Mutual funds represent a pool of securities that are either initially chosen or traded by professional portfolio managers. They offer diversification, professional management, and relative liquidity in most cases. There are now thousands of funds offered by banks, mutual fund companies, insurance companies, and professional money managers. They have their own share prices and performance histories, all of which is published by the funds each day. Much of this information is gathered from each fund company on a daily basis and summed up in tables that are disseminated by financial news sources. Knowing what these tables contain and how to read them will enable you to get the skinny on how your fund is doing quickly and easily.
Where to Find Them
Mutual fund tables can be found in just about any major financial newsfeed either in print or online. They appear in most city newspapers in the money section as well as USA Today and on numerous financial websites including the Wall Street Journal, Barron’s, and Investor’s Business Daily.
Be sure to also read the Complete Guide to Mutual Fund Expenses
What They Contain and How to Read Them
This is the top section of the daily mutual table posted online by Barron’s on August 21, 2014:
Mutual fund tables contain several pieces of information that illustrate performance for both the previous day and longer historical periods. Their information can be broken down as follows:
52 Week High and Low – These numbers show the highest and lowest prices that the fund closed at on any trading day during the past year. This time period is updated on a daily basis to trail that day’s closing price.
Fund Name – This is typically abbreviated, because most fund names are rather long. For example, “IntMunBdInst” stands for International Municipal Bond Fund, Institutional Shares. There is usually a key or ledger that explains what many of the abbreviations mean, such as N for no-load, Inst for institutional and so on.
Week’s High and Low – The high and low closing prices for the past 5 trading days.
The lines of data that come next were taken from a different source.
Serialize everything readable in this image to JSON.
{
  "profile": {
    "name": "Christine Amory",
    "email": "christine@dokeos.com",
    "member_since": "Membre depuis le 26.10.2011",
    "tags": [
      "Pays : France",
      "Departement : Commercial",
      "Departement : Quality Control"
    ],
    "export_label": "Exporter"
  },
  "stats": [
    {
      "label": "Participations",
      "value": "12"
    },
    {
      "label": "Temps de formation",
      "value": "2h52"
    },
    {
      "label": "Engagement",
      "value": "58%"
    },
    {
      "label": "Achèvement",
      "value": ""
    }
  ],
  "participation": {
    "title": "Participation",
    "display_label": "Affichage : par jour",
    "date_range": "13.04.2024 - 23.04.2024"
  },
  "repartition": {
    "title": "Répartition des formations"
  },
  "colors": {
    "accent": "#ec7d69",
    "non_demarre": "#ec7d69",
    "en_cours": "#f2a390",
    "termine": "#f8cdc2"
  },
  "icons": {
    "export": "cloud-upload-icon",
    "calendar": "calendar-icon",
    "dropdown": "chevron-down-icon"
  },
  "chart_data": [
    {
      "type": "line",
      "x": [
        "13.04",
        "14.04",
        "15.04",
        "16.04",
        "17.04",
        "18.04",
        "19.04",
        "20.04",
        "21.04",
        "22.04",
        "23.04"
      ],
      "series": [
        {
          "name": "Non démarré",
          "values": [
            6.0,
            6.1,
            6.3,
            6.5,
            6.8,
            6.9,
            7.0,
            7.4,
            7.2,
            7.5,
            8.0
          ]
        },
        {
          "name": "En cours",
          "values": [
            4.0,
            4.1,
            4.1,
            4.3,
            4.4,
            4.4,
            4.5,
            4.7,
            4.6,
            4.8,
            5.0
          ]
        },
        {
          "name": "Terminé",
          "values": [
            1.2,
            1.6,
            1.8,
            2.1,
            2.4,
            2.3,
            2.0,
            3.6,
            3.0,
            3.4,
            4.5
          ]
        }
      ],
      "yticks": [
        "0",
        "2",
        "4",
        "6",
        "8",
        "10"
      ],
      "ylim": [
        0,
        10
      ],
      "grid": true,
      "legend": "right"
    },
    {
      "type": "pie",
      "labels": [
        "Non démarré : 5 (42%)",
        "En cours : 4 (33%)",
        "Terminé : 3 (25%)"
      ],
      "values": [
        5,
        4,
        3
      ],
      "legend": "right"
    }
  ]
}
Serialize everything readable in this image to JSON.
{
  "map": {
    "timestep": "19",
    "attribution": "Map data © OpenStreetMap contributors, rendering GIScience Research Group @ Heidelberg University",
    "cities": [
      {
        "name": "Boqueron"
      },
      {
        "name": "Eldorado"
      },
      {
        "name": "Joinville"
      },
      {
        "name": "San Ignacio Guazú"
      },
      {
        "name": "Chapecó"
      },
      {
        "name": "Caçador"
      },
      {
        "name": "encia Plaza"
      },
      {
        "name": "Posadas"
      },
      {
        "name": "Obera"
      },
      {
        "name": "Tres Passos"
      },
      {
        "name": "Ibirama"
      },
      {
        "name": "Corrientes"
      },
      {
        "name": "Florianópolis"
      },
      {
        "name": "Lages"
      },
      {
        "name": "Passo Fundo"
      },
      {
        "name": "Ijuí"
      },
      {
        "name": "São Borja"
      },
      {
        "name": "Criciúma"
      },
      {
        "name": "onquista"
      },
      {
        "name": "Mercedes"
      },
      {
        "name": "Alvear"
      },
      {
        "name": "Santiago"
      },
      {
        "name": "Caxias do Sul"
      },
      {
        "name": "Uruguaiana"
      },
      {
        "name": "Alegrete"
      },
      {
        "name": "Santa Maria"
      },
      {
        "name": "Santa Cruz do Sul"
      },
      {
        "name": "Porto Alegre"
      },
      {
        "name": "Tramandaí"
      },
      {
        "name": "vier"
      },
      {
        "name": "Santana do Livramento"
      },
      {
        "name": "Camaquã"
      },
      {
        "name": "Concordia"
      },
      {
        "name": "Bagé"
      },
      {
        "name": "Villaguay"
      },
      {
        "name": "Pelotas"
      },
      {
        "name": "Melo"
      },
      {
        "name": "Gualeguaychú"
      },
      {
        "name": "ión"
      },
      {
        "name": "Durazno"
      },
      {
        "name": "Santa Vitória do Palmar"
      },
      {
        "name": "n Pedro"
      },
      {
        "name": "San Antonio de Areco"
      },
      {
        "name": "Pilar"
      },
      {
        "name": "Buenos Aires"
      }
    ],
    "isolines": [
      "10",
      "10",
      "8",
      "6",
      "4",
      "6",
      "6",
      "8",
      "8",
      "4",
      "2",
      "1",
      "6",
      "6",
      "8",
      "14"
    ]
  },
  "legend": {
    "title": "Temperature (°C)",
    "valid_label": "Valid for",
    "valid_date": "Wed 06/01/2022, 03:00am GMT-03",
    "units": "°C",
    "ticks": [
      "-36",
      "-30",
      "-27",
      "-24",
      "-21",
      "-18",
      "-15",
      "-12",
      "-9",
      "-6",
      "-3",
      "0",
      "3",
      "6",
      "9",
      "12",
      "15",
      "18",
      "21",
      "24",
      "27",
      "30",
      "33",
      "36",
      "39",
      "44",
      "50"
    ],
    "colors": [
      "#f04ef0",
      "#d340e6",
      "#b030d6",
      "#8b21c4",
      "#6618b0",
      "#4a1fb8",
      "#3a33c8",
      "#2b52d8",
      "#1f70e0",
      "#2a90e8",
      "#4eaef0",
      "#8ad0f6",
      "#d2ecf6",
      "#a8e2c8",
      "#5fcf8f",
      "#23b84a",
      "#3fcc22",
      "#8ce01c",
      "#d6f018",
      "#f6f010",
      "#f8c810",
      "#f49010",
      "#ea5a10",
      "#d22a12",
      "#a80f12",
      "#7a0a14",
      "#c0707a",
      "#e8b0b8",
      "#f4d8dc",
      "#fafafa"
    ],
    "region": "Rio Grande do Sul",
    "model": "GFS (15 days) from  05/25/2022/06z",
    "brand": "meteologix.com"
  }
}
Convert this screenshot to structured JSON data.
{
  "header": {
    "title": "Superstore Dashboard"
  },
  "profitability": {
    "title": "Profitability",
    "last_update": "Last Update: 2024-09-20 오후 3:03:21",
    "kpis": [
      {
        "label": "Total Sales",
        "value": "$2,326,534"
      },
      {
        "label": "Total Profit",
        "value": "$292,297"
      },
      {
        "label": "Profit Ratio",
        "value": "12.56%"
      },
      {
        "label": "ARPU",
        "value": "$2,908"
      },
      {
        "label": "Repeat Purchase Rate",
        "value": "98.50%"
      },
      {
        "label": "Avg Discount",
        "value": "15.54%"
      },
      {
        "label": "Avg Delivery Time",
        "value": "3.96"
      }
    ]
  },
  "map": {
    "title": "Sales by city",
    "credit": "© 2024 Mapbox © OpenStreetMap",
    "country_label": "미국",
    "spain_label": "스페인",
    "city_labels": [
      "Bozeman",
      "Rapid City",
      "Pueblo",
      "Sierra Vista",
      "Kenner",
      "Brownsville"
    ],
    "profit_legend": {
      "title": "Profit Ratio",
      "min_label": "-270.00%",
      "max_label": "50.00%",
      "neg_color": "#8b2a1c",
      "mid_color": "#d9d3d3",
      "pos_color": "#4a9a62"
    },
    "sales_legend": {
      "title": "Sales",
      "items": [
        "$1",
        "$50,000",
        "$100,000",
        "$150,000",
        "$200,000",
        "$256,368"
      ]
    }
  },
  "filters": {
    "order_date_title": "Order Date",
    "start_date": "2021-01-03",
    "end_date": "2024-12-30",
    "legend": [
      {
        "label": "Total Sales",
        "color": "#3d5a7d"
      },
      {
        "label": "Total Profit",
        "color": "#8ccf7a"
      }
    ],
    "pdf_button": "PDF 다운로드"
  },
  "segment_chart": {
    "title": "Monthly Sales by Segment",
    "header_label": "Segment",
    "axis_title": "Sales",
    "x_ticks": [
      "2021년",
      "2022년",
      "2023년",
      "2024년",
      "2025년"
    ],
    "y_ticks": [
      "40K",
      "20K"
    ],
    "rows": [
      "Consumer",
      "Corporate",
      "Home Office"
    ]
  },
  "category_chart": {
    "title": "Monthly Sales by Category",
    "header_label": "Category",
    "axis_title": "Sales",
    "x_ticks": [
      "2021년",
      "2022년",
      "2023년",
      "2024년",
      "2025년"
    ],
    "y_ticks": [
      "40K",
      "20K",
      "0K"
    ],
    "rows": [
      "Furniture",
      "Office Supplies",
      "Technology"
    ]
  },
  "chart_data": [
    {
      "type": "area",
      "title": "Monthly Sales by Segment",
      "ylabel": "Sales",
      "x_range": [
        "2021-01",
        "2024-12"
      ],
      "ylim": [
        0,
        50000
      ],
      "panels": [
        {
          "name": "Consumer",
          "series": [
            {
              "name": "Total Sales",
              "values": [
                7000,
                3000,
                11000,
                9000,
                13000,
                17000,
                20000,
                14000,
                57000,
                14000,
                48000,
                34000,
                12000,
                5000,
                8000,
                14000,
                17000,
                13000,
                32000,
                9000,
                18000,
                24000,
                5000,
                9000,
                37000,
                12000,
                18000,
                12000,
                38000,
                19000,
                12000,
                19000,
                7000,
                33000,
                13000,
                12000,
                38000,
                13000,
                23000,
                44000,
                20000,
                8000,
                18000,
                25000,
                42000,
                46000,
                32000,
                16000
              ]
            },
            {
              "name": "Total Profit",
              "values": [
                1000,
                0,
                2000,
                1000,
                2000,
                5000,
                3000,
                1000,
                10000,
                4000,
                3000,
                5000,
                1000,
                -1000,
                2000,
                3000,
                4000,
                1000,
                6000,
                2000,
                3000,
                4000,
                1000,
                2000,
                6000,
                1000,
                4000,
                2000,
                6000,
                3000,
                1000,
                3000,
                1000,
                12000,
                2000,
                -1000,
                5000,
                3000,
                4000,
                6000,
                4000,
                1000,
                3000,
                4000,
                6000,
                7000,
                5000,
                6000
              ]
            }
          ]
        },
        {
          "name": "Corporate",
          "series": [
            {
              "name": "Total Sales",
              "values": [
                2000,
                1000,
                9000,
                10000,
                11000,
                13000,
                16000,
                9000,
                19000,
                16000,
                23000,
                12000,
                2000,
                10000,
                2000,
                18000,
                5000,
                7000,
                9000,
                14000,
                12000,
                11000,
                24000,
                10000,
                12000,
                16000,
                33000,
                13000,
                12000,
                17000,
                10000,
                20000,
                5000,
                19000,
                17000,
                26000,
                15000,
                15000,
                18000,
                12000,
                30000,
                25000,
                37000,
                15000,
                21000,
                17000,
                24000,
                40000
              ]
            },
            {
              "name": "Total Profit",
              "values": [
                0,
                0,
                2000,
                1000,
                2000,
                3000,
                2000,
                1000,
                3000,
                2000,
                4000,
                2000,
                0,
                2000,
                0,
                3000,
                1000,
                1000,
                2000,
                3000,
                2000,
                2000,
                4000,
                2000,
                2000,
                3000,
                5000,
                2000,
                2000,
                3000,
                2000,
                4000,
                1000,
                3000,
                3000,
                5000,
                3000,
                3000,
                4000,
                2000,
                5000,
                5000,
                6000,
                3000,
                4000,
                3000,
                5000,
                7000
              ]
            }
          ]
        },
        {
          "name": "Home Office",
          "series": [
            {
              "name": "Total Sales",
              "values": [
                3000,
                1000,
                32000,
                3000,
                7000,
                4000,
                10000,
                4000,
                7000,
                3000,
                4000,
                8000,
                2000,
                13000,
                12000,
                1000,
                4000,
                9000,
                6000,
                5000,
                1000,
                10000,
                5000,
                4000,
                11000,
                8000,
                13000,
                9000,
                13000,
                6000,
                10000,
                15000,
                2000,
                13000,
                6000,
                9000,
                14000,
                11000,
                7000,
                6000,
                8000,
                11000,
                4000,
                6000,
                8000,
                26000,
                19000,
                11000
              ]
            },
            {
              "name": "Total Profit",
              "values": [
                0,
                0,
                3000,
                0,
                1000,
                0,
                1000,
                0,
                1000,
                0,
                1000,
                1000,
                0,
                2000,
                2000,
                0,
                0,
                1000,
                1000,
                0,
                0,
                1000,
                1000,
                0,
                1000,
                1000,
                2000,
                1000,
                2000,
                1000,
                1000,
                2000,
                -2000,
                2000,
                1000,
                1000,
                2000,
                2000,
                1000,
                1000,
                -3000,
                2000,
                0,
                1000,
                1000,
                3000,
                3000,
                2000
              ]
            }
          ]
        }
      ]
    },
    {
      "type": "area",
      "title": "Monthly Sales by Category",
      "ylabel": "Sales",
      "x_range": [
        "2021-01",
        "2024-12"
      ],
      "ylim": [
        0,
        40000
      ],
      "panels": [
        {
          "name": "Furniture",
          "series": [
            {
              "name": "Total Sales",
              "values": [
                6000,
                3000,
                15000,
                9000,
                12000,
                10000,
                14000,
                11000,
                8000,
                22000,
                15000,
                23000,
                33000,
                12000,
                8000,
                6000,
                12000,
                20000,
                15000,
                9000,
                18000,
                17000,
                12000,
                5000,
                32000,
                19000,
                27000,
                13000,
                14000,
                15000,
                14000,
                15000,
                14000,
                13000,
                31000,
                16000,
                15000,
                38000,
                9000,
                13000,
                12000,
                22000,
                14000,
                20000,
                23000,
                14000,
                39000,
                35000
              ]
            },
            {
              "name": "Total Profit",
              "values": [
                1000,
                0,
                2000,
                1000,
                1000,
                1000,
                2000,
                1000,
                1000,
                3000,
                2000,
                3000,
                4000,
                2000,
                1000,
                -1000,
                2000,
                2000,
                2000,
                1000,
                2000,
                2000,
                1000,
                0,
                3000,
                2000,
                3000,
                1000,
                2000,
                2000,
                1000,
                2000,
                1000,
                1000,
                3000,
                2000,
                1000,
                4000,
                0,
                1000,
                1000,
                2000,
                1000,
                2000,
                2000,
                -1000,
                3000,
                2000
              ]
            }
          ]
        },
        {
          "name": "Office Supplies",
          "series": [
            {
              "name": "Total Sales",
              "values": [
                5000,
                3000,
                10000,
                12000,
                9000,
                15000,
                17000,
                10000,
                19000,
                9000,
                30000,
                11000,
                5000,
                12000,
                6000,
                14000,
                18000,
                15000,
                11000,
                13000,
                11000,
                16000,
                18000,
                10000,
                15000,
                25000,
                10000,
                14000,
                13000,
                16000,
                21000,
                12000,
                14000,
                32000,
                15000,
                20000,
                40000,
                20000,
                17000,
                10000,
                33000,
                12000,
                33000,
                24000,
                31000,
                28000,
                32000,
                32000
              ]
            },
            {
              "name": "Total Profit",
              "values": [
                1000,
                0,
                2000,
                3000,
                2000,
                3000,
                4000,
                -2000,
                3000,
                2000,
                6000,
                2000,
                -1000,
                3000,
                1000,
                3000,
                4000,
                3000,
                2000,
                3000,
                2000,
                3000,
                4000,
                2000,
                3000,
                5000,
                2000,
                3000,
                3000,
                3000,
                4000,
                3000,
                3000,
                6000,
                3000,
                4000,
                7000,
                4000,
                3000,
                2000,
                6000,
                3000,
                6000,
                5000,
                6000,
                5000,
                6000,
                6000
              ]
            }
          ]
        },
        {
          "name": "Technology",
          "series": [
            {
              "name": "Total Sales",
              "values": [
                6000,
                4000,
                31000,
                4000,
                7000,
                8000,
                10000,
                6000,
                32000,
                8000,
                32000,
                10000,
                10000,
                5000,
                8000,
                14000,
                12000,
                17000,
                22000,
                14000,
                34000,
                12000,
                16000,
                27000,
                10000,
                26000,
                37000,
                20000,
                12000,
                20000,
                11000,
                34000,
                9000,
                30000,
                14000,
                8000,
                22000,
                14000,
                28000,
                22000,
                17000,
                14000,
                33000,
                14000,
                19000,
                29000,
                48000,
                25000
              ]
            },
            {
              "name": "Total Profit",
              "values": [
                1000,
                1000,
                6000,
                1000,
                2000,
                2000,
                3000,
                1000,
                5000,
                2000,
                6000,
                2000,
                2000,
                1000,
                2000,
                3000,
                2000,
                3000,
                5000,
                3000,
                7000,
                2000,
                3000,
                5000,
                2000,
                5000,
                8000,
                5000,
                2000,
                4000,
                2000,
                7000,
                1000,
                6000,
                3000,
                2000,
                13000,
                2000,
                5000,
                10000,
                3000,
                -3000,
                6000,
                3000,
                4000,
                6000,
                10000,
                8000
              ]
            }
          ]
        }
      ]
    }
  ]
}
Close NAV – The closing Net Asset Value price of the fund the previous day. Open-ended mutual funds have forward pricing, because their prices cannot be determined until the close of the trading day, when the closing prices of all of the securities that the fund holds can be mathematically aggregated to determine the fund share price.
Wk’s Change – How much the fund price rose or fell over the past 5 trading days in dollars and cents.
-% Return – This shows how much the fund price rose or fell in terms of percentage for one week, Year-to-Date and over the past three years. +0.5 means that it rose by one half of one percent.
Ex Date – This is the calendar day on which the fund will begin trading at a lower price due to the adjustment from its dividend that will be paid.
Tips and Tricks
If you know your fund’s exact name and ticker symbol, you will have a much easier time finding it in the table. Make sure you are looking at the right share class, such as A, B or C shares, as they can differ in price in some cases. Also, remember that the daily changes in fund prices are not terribly important in the long run, so if you are averse to market volatility you may be better off focusing on the 52 week high and low, the YTD, and 3 year return numbers.
Of course, you can also find mutual fund data directly on the website of any fund company, although it is not always published exactly in standard table form. You will also find a great deal more information about the fund on the site than is published in any table, such as the fund company’s history, its portfolio managers and much more detailed information on each of its funds.
A large percentage of fund companies provide downloadable fact sheets that contain a complete range of a fund’s performance history going back to its inception, Morningstar commentary on the fund’s performance and a set of technical indicators that mathematically quantify the fund’s performance. Standard deviation measures the fund’s volatility while alpha measures the portfolio manager’s performance against the fund’s underlying benchmark. Beta compares the level of volatility of the fund versus the market at large. With that being said, this type of information is seldom found in mutual fund tables.
The Bottom Line
Mutual fund tables provide a quick summary of how a fund has done in both the short term and over longer periods of time. These tables can quickly show you where your fund is relative to its high and low prices over the past year and week, and also tell you when the ex date is, so that you will know to wait to buy more shares until after that date.